Hoje vi uma
reportagem em que uma mulher passara 36 anos num hospital por causa de uma
paralisia infantil e, ainda assim, escrevera um livro. Ela escrevera com a
boca! Naquela cama desde bebê, ela aprendera a ler e a escrever, fizera cursos
de história da arte e, agora, realizara seu maior sonho: escrevera e publicava
um livro, seu livro! Eu fiquei comovida com tudo isso e pensei: isso é
aprendizagem!
Em algum
momento, ela se conformou com sua condição e resolveu superar suas emoções mais
negativas ‘acontecendo’ em outros setores e dando sentido a vida. Lógico que
percebi que havia pessoas ao redor, ninguém se mantém equilibrado, numa
situação dessas, sem suportes, ajudas, paciência e colaboradores. É um cérebro
especial!
O processo de
aprendizagem requer multitarefas, multidisciplinas, multiatenções, muita gente (profissionais
também) por perto, oferecendo ferramentas de equilíbrio, autoestima e uma crença
forte em processos autônomos neurais e químicos, senão serão estímulos sem
significados reais. É possível integrar (colocar no grupo) e incluir (dar
atividade e criar autonomia) com respeito e cautela.
Mesmo cérebros
requisitados pelas intempéries da vida, o potencial de ação neural voltado para
aprendizagem, memória e atenção é inigualável e emocionante. Olhando aquela
mulher pensei muito em ‘ensinagens’; pensei muito em atividades e projetos
didáticos; e pensei em aprendentes com cérebros altamente capazes de captar e
armazenar uma quantidade infinita de informação, nos dias de hoje. Mais do que
nunca as escolas precisam estar atentas às descobertas da neurociência de
acordo com o que Lent (2001, prefácio) sugere: atentas à necessidade de integrar as contribuições das diversas áreas da pesquisa
científica e das ciências clínicas para a compreensão do funcionamento do
sistema nervoso de forma a entender, valorizar e respeitar às diferentes
maneiras de aprender. Afinal, aprende-se
com o cérebro (RELVAS, 2012, p.16)
Famílias e escolas
estão muito aflitas com a crescente percepção de que as dificuldades de
aprendizagem estão prejudicando a inserção dos aprendentes no cotidiano
escolar, social e profissional. Ainda que não haja uma receita para minimizar
estas dificuldades, segundo Relvas (2012, p.16), “a neurociência quando dialoga com a educação promove caminhos para o
educador tornar-se um mediador do como ensinar com qualidade por meio de recursos
pedagógicos que estimulem o estudante a pensar sobre o pensar”. E o
conhecimento do funcionamento do cérebro tornou-se muito importante às práticas
docentes em geral e hoje em dia.
É preciso sair
da forma de fôrma tradicional e realmente saber como os aprendentes aprendem. É
a possibilidade da conquista da eficiência (qualidade?) pedagógica. Mas por
onde começar? Eu penso na formação de professores e no oferecimento de mais formações
continuadas. Ambas são necessidades previstas pela LDB nº 9.394/96 para os aprendentes com necessidades especiais.

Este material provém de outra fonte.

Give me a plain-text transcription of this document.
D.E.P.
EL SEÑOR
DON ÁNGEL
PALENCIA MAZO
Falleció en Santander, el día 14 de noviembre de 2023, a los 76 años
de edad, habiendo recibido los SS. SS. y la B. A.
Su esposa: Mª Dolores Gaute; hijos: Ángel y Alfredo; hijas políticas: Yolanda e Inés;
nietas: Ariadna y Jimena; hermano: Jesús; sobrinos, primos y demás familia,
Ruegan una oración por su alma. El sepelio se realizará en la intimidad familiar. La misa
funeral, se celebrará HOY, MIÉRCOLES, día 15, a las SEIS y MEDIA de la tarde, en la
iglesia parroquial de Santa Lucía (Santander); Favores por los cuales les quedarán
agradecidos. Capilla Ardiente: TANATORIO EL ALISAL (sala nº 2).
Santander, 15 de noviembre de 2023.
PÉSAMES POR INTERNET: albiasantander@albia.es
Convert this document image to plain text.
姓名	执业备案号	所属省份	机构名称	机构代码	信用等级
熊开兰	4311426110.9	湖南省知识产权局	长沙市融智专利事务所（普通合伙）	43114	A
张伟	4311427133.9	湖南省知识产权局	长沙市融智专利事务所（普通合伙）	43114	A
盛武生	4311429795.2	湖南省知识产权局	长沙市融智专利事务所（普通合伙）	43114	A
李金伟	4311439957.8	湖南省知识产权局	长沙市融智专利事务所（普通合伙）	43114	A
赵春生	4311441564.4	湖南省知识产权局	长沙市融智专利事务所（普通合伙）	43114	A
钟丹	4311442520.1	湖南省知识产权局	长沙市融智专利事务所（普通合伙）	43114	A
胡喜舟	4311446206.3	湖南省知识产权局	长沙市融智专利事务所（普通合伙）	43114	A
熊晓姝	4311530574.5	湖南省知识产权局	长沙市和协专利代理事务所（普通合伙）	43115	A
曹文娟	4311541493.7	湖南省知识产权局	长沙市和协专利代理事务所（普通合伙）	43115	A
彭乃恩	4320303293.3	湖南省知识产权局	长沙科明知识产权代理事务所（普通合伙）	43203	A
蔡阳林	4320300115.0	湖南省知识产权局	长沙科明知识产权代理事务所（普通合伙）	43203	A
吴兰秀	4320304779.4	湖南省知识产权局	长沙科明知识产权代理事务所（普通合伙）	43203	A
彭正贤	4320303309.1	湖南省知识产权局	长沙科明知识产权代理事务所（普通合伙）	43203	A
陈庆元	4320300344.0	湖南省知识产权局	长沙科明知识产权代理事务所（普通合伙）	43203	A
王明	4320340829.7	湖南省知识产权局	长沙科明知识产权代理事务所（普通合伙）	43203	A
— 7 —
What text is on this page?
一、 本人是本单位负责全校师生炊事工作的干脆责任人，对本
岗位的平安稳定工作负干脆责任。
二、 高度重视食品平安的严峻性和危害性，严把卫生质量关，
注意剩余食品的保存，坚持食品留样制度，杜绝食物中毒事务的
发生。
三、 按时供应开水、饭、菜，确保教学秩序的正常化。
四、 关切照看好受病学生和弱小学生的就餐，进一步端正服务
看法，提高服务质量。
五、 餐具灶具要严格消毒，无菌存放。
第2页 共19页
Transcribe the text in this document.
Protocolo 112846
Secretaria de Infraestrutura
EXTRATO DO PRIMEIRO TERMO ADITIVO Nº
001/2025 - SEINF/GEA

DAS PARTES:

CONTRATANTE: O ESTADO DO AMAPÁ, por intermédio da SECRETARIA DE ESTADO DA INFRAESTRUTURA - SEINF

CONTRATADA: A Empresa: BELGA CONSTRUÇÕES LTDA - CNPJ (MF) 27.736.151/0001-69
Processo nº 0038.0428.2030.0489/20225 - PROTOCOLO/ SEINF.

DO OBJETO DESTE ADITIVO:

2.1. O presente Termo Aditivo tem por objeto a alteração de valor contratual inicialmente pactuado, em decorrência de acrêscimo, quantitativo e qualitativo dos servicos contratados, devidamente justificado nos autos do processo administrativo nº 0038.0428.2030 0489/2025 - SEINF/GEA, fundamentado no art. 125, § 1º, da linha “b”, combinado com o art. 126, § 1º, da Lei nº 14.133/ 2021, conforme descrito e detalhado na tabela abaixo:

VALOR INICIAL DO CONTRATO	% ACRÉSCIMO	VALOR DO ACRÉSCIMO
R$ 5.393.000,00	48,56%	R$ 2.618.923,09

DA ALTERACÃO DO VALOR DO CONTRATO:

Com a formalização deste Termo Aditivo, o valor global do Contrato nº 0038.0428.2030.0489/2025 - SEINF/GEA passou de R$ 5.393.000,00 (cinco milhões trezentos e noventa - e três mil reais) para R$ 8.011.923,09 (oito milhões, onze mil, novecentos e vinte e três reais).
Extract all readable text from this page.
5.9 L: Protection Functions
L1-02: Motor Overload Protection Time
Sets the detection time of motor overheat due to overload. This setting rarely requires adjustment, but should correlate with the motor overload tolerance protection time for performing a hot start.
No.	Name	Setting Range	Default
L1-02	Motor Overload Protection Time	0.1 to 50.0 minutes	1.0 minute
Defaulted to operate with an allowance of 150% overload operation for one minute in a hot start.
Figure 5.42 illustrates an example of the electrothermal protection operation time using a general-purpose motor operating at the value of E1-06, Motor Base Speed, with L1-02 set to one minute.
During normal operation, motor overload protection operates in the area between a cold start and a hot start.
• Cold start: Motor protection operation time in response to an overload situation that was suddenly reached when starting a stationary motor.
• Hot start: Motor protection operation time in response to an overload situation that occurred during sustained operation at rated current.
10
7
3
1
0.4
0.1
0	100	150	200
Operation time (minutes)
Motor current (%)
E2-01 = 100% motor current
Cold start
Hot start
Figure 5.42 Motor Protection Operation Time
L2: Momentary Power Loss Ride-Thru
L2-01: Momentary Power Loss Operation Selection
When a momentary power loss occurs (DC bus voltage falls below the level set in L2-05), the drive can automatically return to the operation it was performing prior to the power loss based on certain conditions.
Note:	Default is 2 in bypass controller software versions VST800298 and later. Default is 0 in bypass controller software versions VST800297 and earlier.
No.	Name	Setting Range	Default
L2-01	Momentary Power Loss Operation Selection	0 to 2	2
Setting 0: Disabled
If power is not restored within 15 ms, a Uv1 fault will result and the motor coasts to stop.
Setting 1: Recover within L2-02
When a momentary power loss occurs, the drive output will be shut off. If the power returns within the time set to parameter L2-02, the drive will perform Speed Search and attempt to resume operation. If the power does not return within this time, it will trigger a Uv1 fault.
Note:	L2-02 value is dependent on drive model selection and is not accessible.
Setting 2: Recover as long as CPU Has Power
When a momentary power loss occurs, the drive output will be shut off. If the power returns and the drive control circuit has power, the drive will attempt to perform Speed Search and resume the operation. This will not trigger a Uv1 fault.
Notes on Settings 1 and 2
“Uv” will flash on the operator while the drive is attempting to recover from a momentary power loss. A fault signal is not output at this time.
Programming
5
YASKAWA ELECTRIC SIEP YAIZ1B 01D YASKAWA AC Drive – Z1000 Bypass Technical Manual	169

Mas será que só se pode pensar em entender o cérebro de aprendentes com
necessidades especiais? E aqueles com necessidades especiais sociais,
culturais, emocionais, profissionais, pessoais? E os chamados ‘normais’? Segundo
Fonseca (2008, p.07), todos precisam
“aprender a refletir, a raciocinar, a utilizar estratégias de
resolução de problemas (...) melhor e de forma diferente e flexível [ou seja],
todo estudante tem o direito de desenvolver ao máximo o seu potencial
cognitivo...”
Logo, “conhecer e entender o processo de aprendizagem e do comportamento
tornou-se um grande desafio para os educadores” (RELVAS, 2012, P.17). E aquela mulher deitada por anos,
aprendendo, produzindo, vivendo, sorrindo, me encheu de esperança e de questionamentos
sobre o mundo dos ‘normais’ aprendentes que não estão aprendendo e que parecem
se esconder das aprendizagens por múltiplos motivos conscientes ou não.
Os
ditos ‘normais’ têm perfis especiais e precisam ser respeitados. São cérebros
com seus sistemas nervosos, límbicos (emocionais) e endócrinos em preparo, em
potencia, porosos, esperando os estímulos que os façam trabalhar em ritmo
constante até alcançarem o conhecimento. Neste sentido, as diferentes áreas do
saber precisam envolver estes encéfalos com mais especializações e alcançar
intensas transpirações cognitivas.
“É fundamental que os educadores
conheçam as estruturas cerebrais como ‘interfaces’ da aprendizagem e do
comportamento para a ininterrupção do desenvolvimento e que seja sempre um
campo a ser explorado” (Relvas, 2012, p.20). Ou seja, todos são (somos) aprendentes
com o cérebro e seus movimentos neuroplásticos.
Para
além das novas tecnologias virtuais, a chamada ‘neuropedagogia’ é a ‘nova onda
do Imperador’. Ela vem se integrando com mais facilidade aos recursos teóricos
possíveis de fazer professores e escola (re)sentirem as aprendizagens de seus
aprendentes com mais foco e proximidade. E é uma ciência democrática porque,
segundo Lent (2001), há muitas maneiras de ver o cérebro, como há muitas
maneiras de ver o mundo (...); tanto o sistema nervoso quanto o cérebro em
particular, “pode ser estudado de várias
maneiras, todas verdadeiras e igualmente importantes” (p.03). Logo, “se nós, humanos, temos um cérebro com
estruturas cognitivas evoluídas em relação aos outros animais, um neocórtex que
nos dá a propriedade de pensar, por que não utilizá-lo corretamente?”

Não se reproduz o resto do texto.